Joan L Bottorff, John Oliffe, Cecilia Kalaw, Joanne Carey, Lawrence Mroz
Social Science & Medicine 2006, 62 (12): 3096-108
Men's smoking is largely under-examined despite research that has consistently linked partner smoking to pregnant women's smoking and smoking relapse in the postpartum. An on-going qualitative study involving 31 couples in Canada exploring the influence of couple interactions on women's tobacco reduction provided the opportunity to examine men's smoking in the context of women's tobacco reduction or cessation during pregnancy and postpartum. Individual open-ended interviews with 20 men who smoked were conducted at 0-6 weeks following the birth of their infants and again at 16-24 weeks postpartum. Constant comparative methods were used along with social constructivist perspectives of fatherhood and gender to guide data analysis and enhance theoretical sensitivity.

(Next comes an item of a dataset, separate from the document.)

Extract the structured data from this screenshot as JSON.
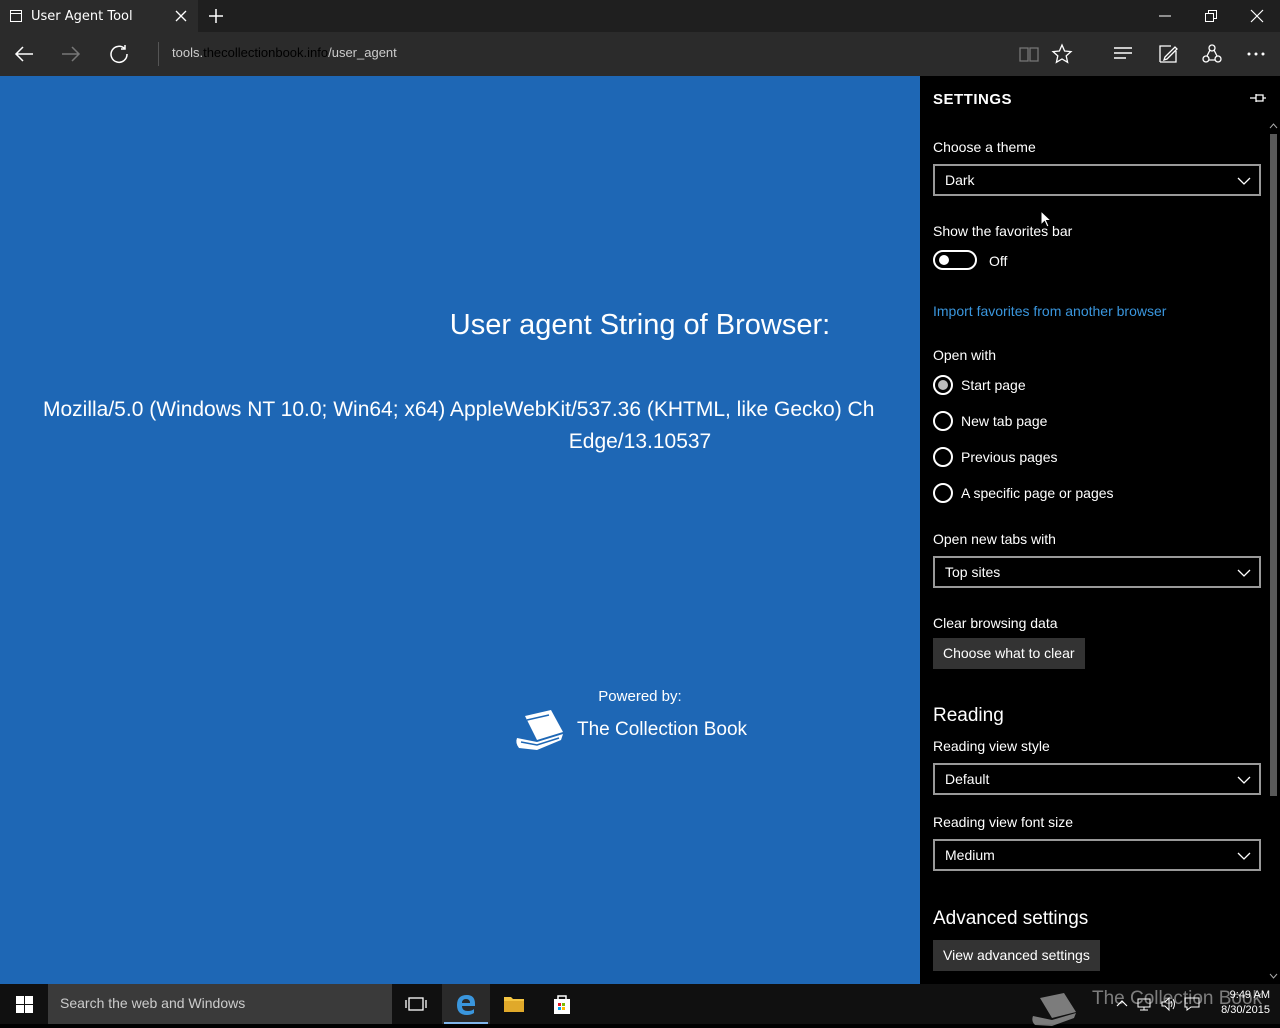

Four themes emerged in men's accounts of their tobacco use: (1) expressing masculinity through smoking, (2) reconciling smoking as a family man, (3) losing the freedom to smoke, and (4) resisting a smoke-less life. Men's reliance on and commitment to dominant ideals of masculinity seemed to preclude them from viewing their partner's tobacco reduction or cessation for pregnancy as an opportunity for cessation. Expectant and new fathers who smoke, however, may be optimally targeted for cessation interventions because it is a time when men experience discomfort with their smoking and when discontinuities in everyday life associated with the transition to fatherhood and presence of a new baby provide opportunities for establishing new routines. Implications for gender-sensitive smoking cessation interventions are discussed.